En effet, les courtiers de plein exercice incitent toujours davantage leurs conseillers à réorienter les petits comptes vers d’autres partenaires de leur institution financière, à savoir les plateformes de courtage à escompte ou les succursales bancaires et les caisses.
De nombreux conseillers de CIBC Wood Gundy se sont plaints de changements à la grille de rémunération. Charles Martel, directeur exécutif – Québec chez CIBC Wood Gundy, ne cache pas le mécontentement qu’a créé le fait de baisser la rémunération pour les ménages ayant un actif de 250 000 $ et moins.
«Les conseillers ont encore un payout, mais celui-ci est amputé de 25 % pour les ménages de 150 000 à 250 000 $, et de 50 % pour les ménages de moins de 150 000 $», détaille-t-il.
Selon lui, les conseillers ont mal compris le fait qu’un ménage est composé de nombreuses personnes de la même famille, soit un couple, ses parents, ses grands-parents, ses enfants et ses petits-enfants ainsi que toutes leurs sociétés de portefeuille.
«Les gens ont mal mesuré l’impact. Les conseillers en placement ont dit : « J’ai plein de comptes de 250 000 $ et moins. Je vais me faire ramasser de 10 à 15 % sur le plan de la rémunération ! »» explique-t-il.
À son avis, une fois qu’un conseiller regroupe ses clients en ménages selon la définition du courtier qui comprend cinq générations, l’effet reste souvent marginal. «Souvent, ces petits comptes représentent de 1 à 3 % de la rémunération du conseiller.
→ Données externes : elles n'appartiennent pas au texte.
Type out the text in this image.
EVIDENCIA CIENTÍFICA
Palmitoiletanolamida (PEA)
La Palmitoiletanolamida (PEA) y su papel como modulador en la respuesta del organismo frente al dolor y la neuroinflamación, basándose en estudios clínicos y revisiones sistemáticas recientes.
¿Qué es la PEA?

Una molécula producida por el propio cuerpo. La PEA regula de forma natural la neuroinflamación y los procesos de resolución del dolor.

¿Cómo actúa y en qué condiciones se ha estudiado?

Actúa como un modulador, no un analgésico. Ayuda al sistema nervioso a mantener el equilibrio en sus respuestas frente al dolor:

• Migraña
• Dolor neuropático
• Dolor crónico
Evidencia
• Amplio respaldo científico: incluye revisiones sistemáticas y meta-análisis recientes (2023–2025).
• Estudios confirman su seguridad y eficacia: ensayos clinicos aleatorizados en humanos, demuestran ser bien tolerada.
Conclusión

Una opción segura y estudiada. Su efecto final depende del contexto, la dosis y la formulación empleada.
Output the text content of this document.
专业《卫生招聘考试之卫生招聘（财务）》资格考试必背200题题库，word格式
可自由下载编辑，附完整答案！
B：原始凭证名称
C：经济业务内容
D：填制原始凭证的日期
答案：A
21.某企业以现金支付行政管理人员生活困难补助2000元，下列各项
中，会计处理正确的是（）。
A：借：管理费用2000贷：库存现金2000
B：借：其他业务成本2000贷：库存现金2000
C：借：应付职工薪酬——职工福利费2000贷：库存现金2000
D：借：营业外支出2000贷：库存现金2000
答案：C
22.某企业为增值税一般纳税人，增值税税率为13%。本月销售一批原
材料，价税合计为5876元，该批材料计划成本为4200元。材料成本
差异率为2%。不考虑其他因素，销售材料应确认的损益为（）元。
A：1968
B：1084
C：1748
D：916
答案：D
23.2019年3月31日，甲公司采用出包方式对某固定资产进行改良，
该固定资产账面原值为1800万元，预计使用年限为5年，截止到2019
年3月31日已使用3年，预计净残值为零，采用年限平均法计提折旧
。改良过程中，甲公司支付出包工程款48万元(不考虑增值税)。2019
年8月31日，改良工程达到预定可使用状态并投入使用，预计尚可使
Je viens supprimer une partie marginale de la rémunération. Les gens ne « focussaient » que là-dessus et ils ont été mécontents.»
Depuis 2016, RBC Dominion valeurs mobilières a cessé de payer les conseillers pour les ménages dont l’actif n’atteignait pas 250 000 $ ou ne générant pas 2 000 $ de revenus. Chez RBC, un ménage comprend trois générations de clients. Certaines exceptions s’appliquent, entre autres pour les conseillers arrivés depuis moins de quatre ans dans la firme.
«Merci de m’avoir transféré»
Paul Balthazard, directeur général régional, Québec, RBC Dominion, explique que RBC a alors créé une équipe, qui comprend deux personnes au Québec, afin de réorienter les clients, idéalement dans une filiale de RBC. «Ça fait deux ans qu’elle est opérationnelle et déjà 110 M $ d’actif ont transité par là, dont environ 80 % sont restés dans la famille RBC. Pratiquement toutes les semaines, je reçois un courriel d’un client qui nous en remercie», atteste-t-il.
Beaucoup de clients réorientés optent alors pour le courtage à escompte. Certains sont même revenus chez RBC Dominion, après y avoir rapatrié des actifs qui étaient investis chez un concurrent. «Ces personnes ont un talent pour développer en peu de temps une relation», dit Paul Balthazard.
BMO n’échappe pas à la tendance. La firme promeut le fait de tourner le dos aux ménages ayant un actif de moins de 250 000 $ ou qui génèrent moins de 2 500 $ de revenus, selon une source de l’industrie. Sylvain Brisebois, directeur général, premier vice-président chez BMO Nesbitt Burns, ne souhaite pas commenter publiquement ces seuils. «On demande aux conseillers de s’assurer d’offrir un service client qui est équitable et uniforme. S’ils ne sont pas prêts à donner un bon service, on leur demande de considérer d’autres partenaires qui pourraient bien servir les clients», dit-il.
Certains conseillers de Valeurs mobilières Desjardins (VMD) craignent que leur courtier ne les force à se départir de petits comptes, selon notre sondage. Plutôt que de changer sa grille de rémunération en ce sens, Luc Papineau, vice-président et directeur général chez VMD, démontre plutôt l’avantage de réorienter les ménages ayant un actif de 200 000 $ ou moins, lesquels peuvent être bien servis en caisse, selon lui.
«On leur démontre par des preuves concrètes qu’un conseiller qui sert moins de clients, mais plus de gros clients, a une croissance plus forte. Parce que tes bons clients, bien servis et heureux, vont te recommander à d’autres clients», explique-t-il.
«On dit aux conseillers : « Quelle belle façon de retourner l’ascenseur aux caisses qui vous ont recommandé beaucoup de clients pendant des années. Ce client de 100 000 $, il a plein de belles solutions en caisse »», dit Luc Papineau. Il mentionne, par exemple, le programme Service Signature Desjardins.
VMD a également un groupe de conseillers aptes à répondre aux besoins des petits comptes. Actuellement, les comptes recommandés provenant des caisses ont des seuils d’actif à investir supérieurs, lesquels sont fixés par les caisses, note Luc Papineau.